Soupçonnés de délit d’initié, ces sénateurs ont agi en violation du Stock Act, une loi qui interdit aux élus américains de réaliser des opérations financières en se basant sur des informations non-publiques. Tucker Carlson, présentateur vedette de la chaîne de télévision conservatrice Fox News, a jugé ce comportement inqualifiable. «Il n’y a pas de plus grand crime moral que de trahir son pays en temps de crise, et cela semble être ce qui s’est passé», a-t-il dit jeudi soir au cours de son émission.

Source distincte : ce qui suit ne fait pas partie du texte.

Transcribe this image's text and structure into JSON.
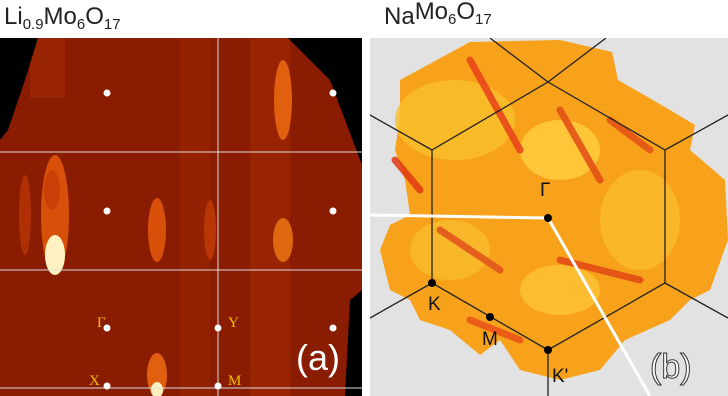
{
  "panels": [
    {
      "title": [
        [
          "Li",
          "0.9"
        ],
        [
          "Mo",
          "6"
        ],
        [
          "O",
          "17"
        ]
      ],
      "label": "(a)",
      "points": [
        "Γ",
        "Y",
        "X",
        "M"
      ]
    },
    {
      "title": [
        [
          "Na",
          ""
        ],
        [
          "Mo",
          "6"
        ],
        [
          "O",
          "17"
        ]
      ],
      "label": "(b)",
      "points": [
        "Γ",
        "K",
        "M",
        "K'"
      ]
    }
  ]
}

Dans le même temps, Robert Menendez, sénateur du New Jersey de 63 ans, était accusé par les procureurs fédéraux d’avoir utilisé sa fonction pour défendre les intérêts d’un riche ami ophtalmologue et homme d’affaires de Floride, Salomon Melgen, en échange de cadeaux et de dons politiques. Le parquet a retenu pas moins de 14 chefs d’accusations à son encontre, pour une période allant de 2006 à 2013.

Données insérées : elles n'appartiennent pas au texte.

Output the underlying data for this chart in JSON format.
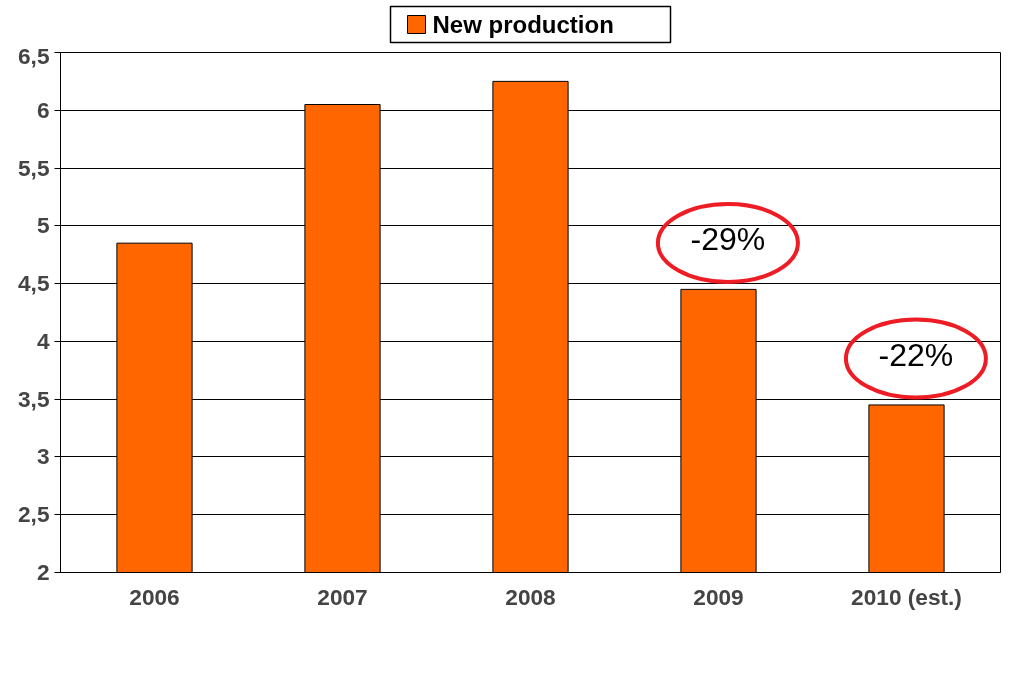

Menendez a bénéficié de nombreux vols gratuits en jets privés, du prêt d’une villa en République dominicaine, de séjours dans l’hôtel de luxe Park Hyatt Paris-Vendôme, de repas, de parties de golf… et de plus de 750.000 USD de dons de campagne.
En échange, selon l’accusation, il aurait aidé Salomon Melgen dans l’attribution d’un contrat à sa société de contrôle de marchandises auprès des douanes de la République dominicaine. Il serait intervenu aussi pour que les petites amies brésiliennes, dominicaines et ukrainiennes de son ami obtiennent des visas américains, ou pour l’aider à régler un contentieux avec le ministère américain de la Santé.
Les dessous des cartes
Les donneurs des leçons en matière de lutte contre la corruption et d’organisation des élections ainsi démasqués ne sont donc pas des saints dans leurs pratiques. Ils tentent seulement de se donner bonne conscience et de distraire le peuple congolais avec des affabulations du reste non élaborées sur Joseph Kabila, président honoraire de la RDC à qui ils n’ont jamais pardonné la promulgation d’un nouveau code minier favorable aux intérêts nationaux de son pays, encore moins sa volonté d’émancipation de la RDC des griffes de l’impérialisme.
Les sénateurs américains qui questionnent le processus de désignation des membres de la CENI n’ont d’autres buts que de contrôler cet attribut de la souveraineté de la RDC estiment plusieurs observateurs. En appellant à la vigilance de CACH face à la majorité écrasante du Front commun pour le Congo (FCC) de Joseph Kabila à l’Assemblée nationale où les futurs animateurs de la CENI devraient être investis, ils étalent leur ruse et cherchent à ankyloser le pays de Lumumba dans la chienlit. Ils évoquent les “intérêts démocratiques” qui seraient mis en péril en RDC par un président qui a eu l’élégance de quitter volontairement le pouvoir il y a deux ans alors qu’en réalité, ils craignent pour leurs propres intérêts hégémoniques en RDC.
Ces impérialistes n’auront jamais de cesse de se délecter des déchirements entre les différentes composantes de la classe politique congolaise.